Among them were about 100 local entrants from the Sunderland Strollers club, who dedicated their participation in both events to former teammate Nicola Norton, who died from cancer last month.

She was in the throes of training for last year’s run when she suffered a stroke. Subsequent tests revealed tumours in both her heart and brain.

One of her former club colleagues, Alyson Dixon, who won last year’s half marathon, successfully switched to the 10k event this year.

The 36-year-old Great Britain marathon international set a new course record, by an 87-second margin, crossing the finishing line in 34 minutes and 50 seconds, beaten by only six of the male competitors.

Middlesbrough-based London Paralympics 1500m silver medallist, Wondiye Fikre Indelbu, won the men’s 10k in 32 mins and 50 secs, beating defending champion Ian Hudspith, the Morpeth veteran, by 17 seconds.

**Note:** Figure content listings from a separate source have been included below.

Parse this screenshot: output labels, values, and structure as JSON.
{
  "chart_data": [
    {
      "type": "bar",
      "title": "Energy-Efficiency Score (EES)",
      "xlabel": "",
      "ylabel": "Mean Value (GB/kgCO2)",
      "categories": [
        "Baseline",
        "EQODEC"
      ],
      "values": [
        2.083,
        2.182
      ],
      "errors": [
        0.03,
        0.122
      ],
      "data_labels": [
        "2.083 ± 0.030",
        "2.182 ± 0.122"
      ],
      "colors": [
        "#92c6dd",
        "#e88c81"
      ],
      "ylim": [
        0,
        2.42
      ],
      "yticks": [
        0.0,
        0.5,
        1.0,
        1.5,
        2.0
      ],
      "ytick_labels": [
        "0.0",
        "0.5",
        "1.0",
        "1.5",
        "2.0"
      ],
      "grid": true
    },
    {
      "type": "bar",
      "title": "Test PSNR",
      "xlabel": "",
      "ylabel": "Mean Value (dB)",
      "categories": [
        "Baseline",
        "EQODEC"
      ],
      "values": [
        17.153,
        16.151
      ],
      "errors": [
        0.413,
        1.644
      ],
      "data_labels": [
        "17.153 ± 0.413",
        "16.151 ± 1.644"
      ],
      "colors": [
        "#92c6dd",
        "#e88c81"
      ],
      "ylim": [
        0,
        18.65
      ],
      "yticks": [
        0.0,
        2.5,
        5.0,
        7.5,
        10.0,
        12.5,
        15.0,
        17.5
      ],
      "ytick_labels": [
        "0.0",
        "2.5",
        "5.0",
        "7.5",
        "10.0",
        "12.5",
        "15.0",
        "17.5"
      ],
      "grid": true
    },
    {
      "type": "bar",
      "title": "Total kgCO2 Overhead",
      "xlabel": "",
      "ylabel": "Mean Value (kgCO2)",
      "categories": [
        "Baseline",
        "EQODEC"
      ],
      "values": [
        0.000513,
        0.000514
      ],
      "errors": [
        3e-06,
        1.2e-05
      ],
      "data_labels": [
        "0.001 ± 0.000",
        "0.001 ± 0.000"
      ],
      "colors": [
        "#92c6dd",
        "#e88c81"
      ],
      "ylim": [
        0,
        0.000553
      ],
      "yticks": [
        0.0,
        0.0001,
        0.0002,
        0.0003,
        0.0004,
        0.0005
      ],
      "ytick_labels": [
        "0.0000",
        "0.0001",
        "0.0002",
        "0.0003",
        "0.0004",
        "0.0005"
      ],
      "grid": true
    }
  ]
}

Indelbu’s fellow North-East-based Ethiopian compatriot Tadele Geremew, who now runs for Elswick Harriers, on Tyneside, won the men’s half marathon in 71 mins and 24 secs.

Tyne Bridge Harriers’ 41-year-old Louise Rodgers crossed the line first in the women’s half marathon, in 88 mins and 42, beating Sunderland Stroller Ashleigh Ewan, by 48 seconds.

North-East athletics legend Steve Cram, the event founder, said the weather was “probably the worst” experienced in all five years.

“It has been a hard day for the runners and everybody involved in making it all happen.

“But I’m so pleased so many people came out and took part, despite the conditions.”

The runners were put through their paces prior to both events by a mass work-out led by local fitness entrepreneur and BBC Apprentice star Katie Bulmer-Cooke, while members of the Sunderland AFC ladies side acted as starters.